The cases for which this is not the case (i.e., it is best to create a new class instead of adding a method to the interface base class) are (See the existing implementations for details):
GeneticModelBuilder
- a constructor (eg: MyModelGeneticInterface)
- a population creation function
- a mutation operator function
- a crossover operator function
NB: you also have to derive from GeneticInterface.
SequentialModelBuilder
- a constructor: that reads in the configuration (eg. MyModelSequentialInterface.m)

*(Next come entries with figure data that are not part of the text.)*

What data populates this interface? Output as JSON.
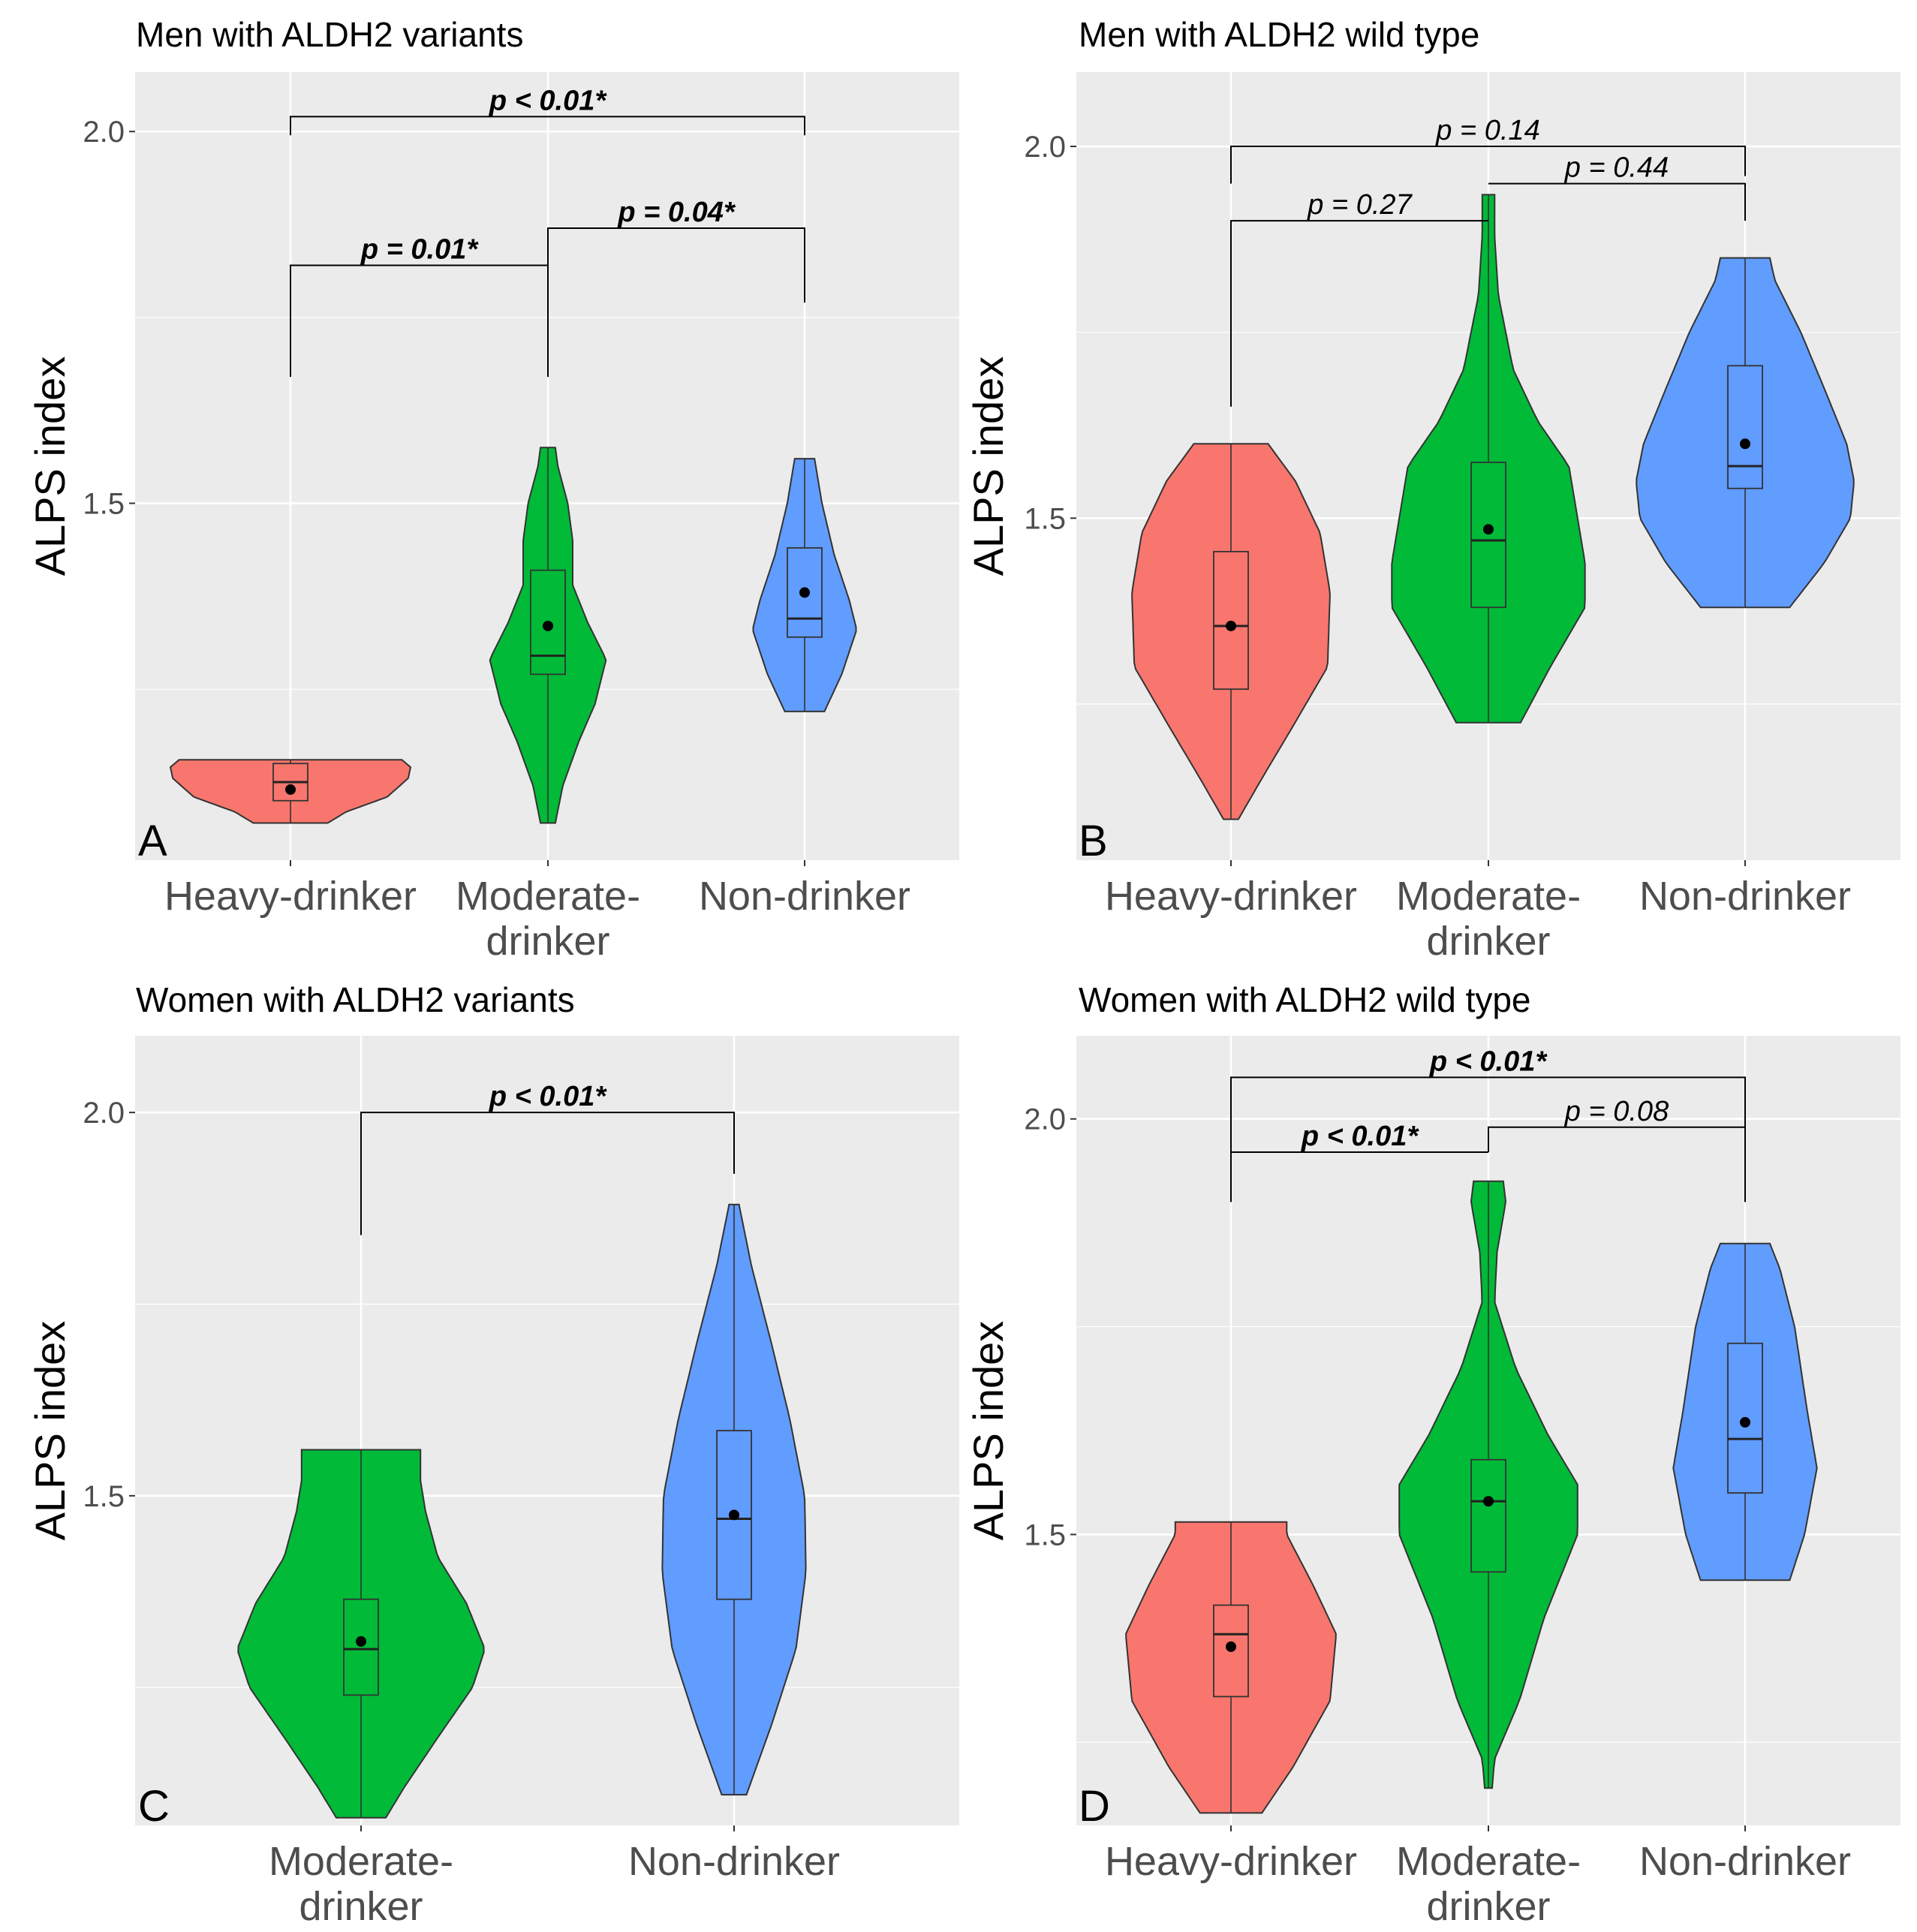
{
  "figure": {
    "ylabel": "ALPS index",
    "colors": {
      "Heavy-drinker": "#F8766D",
      "Moderate-drinker": "#00BA38",
      "Non-drinker": "#619CFF",
      "panel_bg": "#EBEBEB",
      "grid": "#FFFFFF",
      "outline": "#333333"
    }
  },
  "chart_data": [
    {
      "panel": "A",
      "type": "violin",
      "title": "Men with ALDH2 variants",
      "ylabel": "ALPS index",
      "ylim": [
        1.02,
        2.08
      ],
      "yticks": [
        "1.5",
        "2.0"
      ],
      "ytick_values": [
        1.5,
        2.0
      ],
      "categories": [
        "Heavy-drinker",
        "Moderate-drinker",
        "Non-drinker"
      ],
      "category_labels": [
        [
          "Heavy-drinker"
        ],
        [
          "Moderate-",
          "drinker"
        ],
        [
          "Non-drinker"
        ]
      ],
      "groups": [
        {
          "name": "Heavy-drinker",
          "min": 1.07,
          "max": 1.155,
          "q1": 1.1,
          "median": 1.125,
          "q3": 1.15,
          "mean": 1.115,
          "profile": [
            [
              1.07,
              0.3
            ],
            [
              1.085,
              0.45
            ],
            [
              1.105,
              0.78
            ],
            [
              1.13,
              0.95
            ],
            [
              1.145,
              0.97
            ],
            [
              1.155,
              0.9
            ]
          ]
        },
        {
          "name": "Moderate-drinker",
          "min": 1.07,
          "max": 1.575,
          "q1": 1.27,
          "median": 1.295,
          "q3": 1.41,
          "mean": 1.335,
          "profile": [
            [
              1.07,
              0.06
            ],
            [
              1.12,
              0.12
            ],
            [
              1.18,
              0.25
            ],
            [
              1.23,
              0.38
            ],
            [
              1.29,
              0.47
            ],
            [
              1.34,
              0.32
            ],
            [
              1.39,
              0.2
            ],
            [
              1.45,
              0.2
            ],
            [
              1.5,
              0.16
            ],
            [
              1.55,
              0.08
            ],
            [
              1.575,
              0.06
            ]
          ]
        },
        {
          "name": "Non-drinker",
          "min": 1.22,
          "max": 1.56,
          "q1": 1.32,
          "median": 1.345,
          "q3": 1.44,
          "mean": 1.38,
          "profile": [
            [
              1.22,
              0.16
            ],
            [
              1.27,
              0.3
            ],
            [
              1.33,
              0.42
            ],
            [
              1.37,
              0.36
            ],
            [
              1.43,
              0.24
            ],
            [
              1.5,
              0.14
            ],
            [
              1.56,
              0.08
            ]
          ]
        }
      ],
      "comparisons": [
        {
          "from": "Heavy-drinker",
          "to": "Moderate-drinker",
          "label": "p = 0.01*",
          "significant": true,
          "y": 1.82,
          "left_drop": 1.67,
          "right_drop": 1.67
        },
        {
          "from": "Moderate-drinker",
          "to": "Non-drinker",
          "label": "p = 0.04*",
          "significant": true,
          "y": 1.87,
          "left_drop": 1.67,
          "right_drop": 1.77
        },
        {
          "from": "Heavy-drinker",
          "to": "Non-drinker",
          "label": "p < 0.01*",
          "significant": true,
          "y": 2.02,
          "left_drop": 1.995,
          "right_drop": 1.995
        }
      ]
    },
    {
      "panel": "B",
      "type": "violin",
      "title": "Men with ALDH2 wild type",
      "ylabel": "ALPS index",
      "ylim": [
        1.04,
        2.1
      ],
      "yticks": [
        "1.5",
        "2.0"
      ],
      "ytick_values": [
        1.5,
        2.0
      ],
      "categories": [
        "Heavy-drinker",
        "Moderate-drinker",
        "Non-drinker"
      ],
      "category_labels": [
        [
          "Heavy-drinker"
        ],
        [
          "Moderate-",
          "drinker"
        ],
        [
          "Non-drinker"
        ]
      ],
      "groups": [
        {
          "name": "Heavy-drinker",
          "min": 1.095,
          "max": 1.6,
          "q1": 1.27,
          "median": 1.355,
          "q3": 1.455,
          "mean": 1.355,
          "profile": [
            [
              1.095,
              0.06
            ],
            [
              1.15,
              0.25
            ],
            [
              1.22,
              0.5
            ],
            [
              1.3,
              0.78
            ],
            [
              1.4,
              0.8
            ],
            [
              1.48,
              0.72
            ],
            [
              1.55,
              0.52
            ],
            [
              1.6,
              0.3
            ]
          ]
        },
        {
          "name": "Moderate-drinker",
          "min": 1.225,
          "max": 1.935,
          "q1": 1.38,
          "median": 1.47,
          "q3": 1.575,
          "mean": 1.485,
          "profile": [
            [
              1.225,
              0.26
            ],
            [
              1.3,
              0.5
            ],
            [
              1.38,
              0.78
            ],
            [
              1.44,
              0.78
            ],
            [
              1.5,
              0.72
            ],
            [
              1.57,
              0.65
            ],
            [
              1.63,
              0.4
            ],
            [
              1.7,
              0.2
            ],
            [
              1.8,
              0.08
            ],
            [
              1.88,
              0.05
            ],
            [
              1.935,
              0.05
            ]
          ]
        },
        {
          "name": "Non-drinker",
          "min": 1.38,
          "max": 1.85,
          "q1": 1.54,
          "median": 1.57,
          "q3": 1.705,
          "mean": 1.6,
          "profile": [
            [
              1.38,
              0.36
            ],
            [
              1.44,
              0.64
            ],
            [
              1.5,
              0.85
            ],
            [
              1.55,
              0.88
            ],
            [
              1.6,
              0.82
            ],
            [
              1.67,
              0.65
            ],
            [
              1.75,
              0.45
            ],
            [
              1.82,
              0.24
            ],
            [
              1.85,
              0.2
            ]
          ]
        }
      ],
      "comparisons": [
        {
          "from": "Heavy-drinker",
          "to": "Moderate-drinker",
          "label": "p = 0.27",
          "significant": false,
          "y": 1.9,
          "left_drop": 1.65,
          "right_drop": 1.9
        },
        {
          "from": "Moderate-drinker",
          "to": "Non-drinker",
          "label": "p = 0.44",
          "significant": false,
          "y": 1.95,
          "left_drop": 1.95,
          "right_drop": 1.9
        },
        {
          "from": "Heavy-drinker",
          "to": "Non-drinker",
          "label": "p = 0.14",
          "significant": false,
          "y": 2.0,
          "left_drop": 1.95,
          "right_drop": 1.96
        }
      ]
    },
    {
      "panel": "C",
      "type": "violin",
      "title": "Women with ALDH2 variants",
      "ylabel": "ALPS index",
      "ylim": [
        1.07,
        2.1
      ],
      "yticks": [
        "1.5",
        "2.0"
      ],
      "ytick_values": [
        1.5,
        2.0
      ],
      "categories": [
        "Moderate-drinker",
        "Non-drinker"
      ],
      "category_labels": [
        [
          "Moderate-",
          "drinker"
        ],
        [
          "Non-drinker"
        ]
      ],
      "groups": [
        {
          "name": "Moderate-drinker",
          "min": 1.08,
          "max": 1.56,
          "q1": 1.24,
          "median": 1.3,
          "q3": 1.365,
          "mean": 1.31,
          "profile": [
            [
              1.08,
              0.2
            ],
            [
              1.12,
              0.35
            ],
            [
              1.18,
              0.6
            ],
            [
              1.25,
              0.9
            ],
            [
              1.3,
              1.0
            ],
            [
              1.36,
              0.85
            ],
            [
              1.42,
              0.62
            ],
            [
              1.48,
              0.52
            ],
            [
              1.52,
              0.48
            ],
            [
              1.56,
              0.48
            ]
          ]
        },
        {
          "name": "Non-drinker",
          "min": 1.11,
          "max": 1.88,
          "q1": 1.365,
          "median": 1.47,
          "q3": 1.585,
          "mean": 1.475,
          "profile": [
            [
              1.11,
              0.1
            ],
            [
              1.2,
              0.3
            ],
            [
              1.3,
              0.5
            ],
            [
              1.4,
              0.58
            ],
            [
              1.5,
              0.57
            ],
            [
              1.6,
              0.45
            ],
            [
              1.7,
              0.3
            ],
            [
              1.8,
              0.14
            ],
            [
              1.88,
              0.04
            ]
          ]
        }
      ],
      "comparisons": [
        {
          "from": "Moderate-drinker",
          "to": "Non-drinker",
          "label": "p < 0.01*",
          "significant": true,
          "y": 2.0,
          "left_drop": 1.84,
          "right_drop": 1.92
        }
      ]
    },
    {
      "panel": "D",
      "type": "violin",
      "title": "Women with ALDH2 wild type",
      "ylabel": "ALPS index",
      "ylim": [
        1.15,
        2.1
      ],
      "yticks": [
        "1.5",
        "2.0"
      ],
      "ytick_values": [
        1.5,
        2.0
      ],
      "categories": [
        "Heavy-drinker",
        "Moderate-drinker",
        "Non-drinker"
      ],
      "category_labels": [
        [
          "Heavy-drinker"
        ],
        [
          "Moderate-",
          "drinker"
        ],
        [
          "Non-drinker"
        ]
      ],
      "groups": [
        {
          "name": "Heavy-drinker",
          "min": 1.165,
          "max": 1.515,
          "q1": 1.305,
          "median": 1.38,
          "q3": 1.415,
          "mean": 1.365,
          "profile": [
            [
              1.165,
              0.25
            ],
            [
              1.22,
              0.5
            ],
            [
              1.3,
              0.8
            ],
            [
              1.38,
              0.85
            ],
            [
              1.44,
              0.66
            ],
            [
              1.5,
              0.45
            ],
            [
              1.515,
              0.45
            ]
          ]
        },
        {
          "name": "Moderate-drinker",
          "min": 1.195,
          "max": 1.925,
          "q1": 1.455,
          "median": 1.54,
          "q3": 1.59,
          "mean": 1.54,
          "profile": [
            [
              1.195,
              0.03
            ],
            [
              1.23,
              0.05
            ],
            [
              1.3,
              0.25
            ],
            [
              1.4,
              0.45
            ],
            [
              1.5,
              0.72
            ],
            [
              1.56,
              0.72
            ],
            [
              1.62,
              0.48
            ],
            [
              1.7,
              0.22
            ],
            [
              1.78,
              0.05
            ],
            [
              1.84,
              0.07
            ],
            [
              1.9,
              0.14
            ],
            [
              1.925,
              0.12
            ]
          ]
        },
        {
          "name": "Non-drinker",
          "min": 1.445,
          "max": 1.85,
          "q1": 1.55,
          "median": 1.615,
          "q3": 1.73,
          "mean": 1.635,
          "profile": [
            [
              1.445,
              0.36
            ],
            [
              1.5,
              0.48
            ],
            [
              1.58,
              0.58
            ],
            [
              1.65,
              0.5
            ],
            [
              1.75,
              0.4
            ],
            [
              1.82,
              0.28
            ],
            [
              1.85,
              0.2
            ]
          ]
        }
      ],
      "comparisons": [
        {
          "from": "Heavy-drinker",
          "to": "Moderate-drinker",
          "label": "p < 0.01*",
          "significant": true,
          "y": 1.96,
          "left_drop": 1.9,
          "right_drop": 1.96
        },
        {
          "from": "Moderate-drinker",
          "to": "Non-drinker",
          "label": "p = 0.08",
          "significant": false,
          "y": 1.99,
          "left_drop": 1.96,
          "right_drop": 1.9
        },
        {
          "from": "Heavy-drinker",
          "to": "Non-drinker",
          "label": "p < 0.01*",
          "significant": true,
          "y": 2.05,
          "left_drop": 1.9,
          "right_drop": 1.9
        }
      ]
    }
  ]
}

- create.m: based on a history of the past n models, return the next model in the search
NB: this modelbuilder type is deprecated, try to avoid using it
BatchModelBuilder
- a constructor
- createBatch: given a batch of models, return a new, improved batch
NB: this modelbuilder is deprecated, try to avoid using it
For the following model builders it is not really necessary to create a new class (though nothing stops you from doing so). You simply have to provide the specific methods in your model interface baseclass (MyModelInterface). In that case your base class must also have the following methods:
- a createModelFromIndividual method: given a parameter vector it should return the corresponding model object
- a createInitialModels method: return an one or more models (or parameter vectors) to use as the starting point(s) of the hyperparameter optimization
- a getBounds method: specifies the bounds on the parameter values
PatternSearchModelBuilder
- No further methods needed
OptimToolboxModelBuilder
- No further methods needed
SimAnnealingModelBuilder
- No further methods needed
RandomModelBuilder
- a createRandomModel method that takes no argument and returns a model with random values for its model parameters.
This is useful to see how much better your optimization algorithm is compared to a random search.
FixedModelBuilder
- a createFixedModel method that takes no argument and returns a model with a fixed set of parameters.
Using your model builder
Having written the implementations you then have to update your xml configuration file to use you new model type, run 'go'.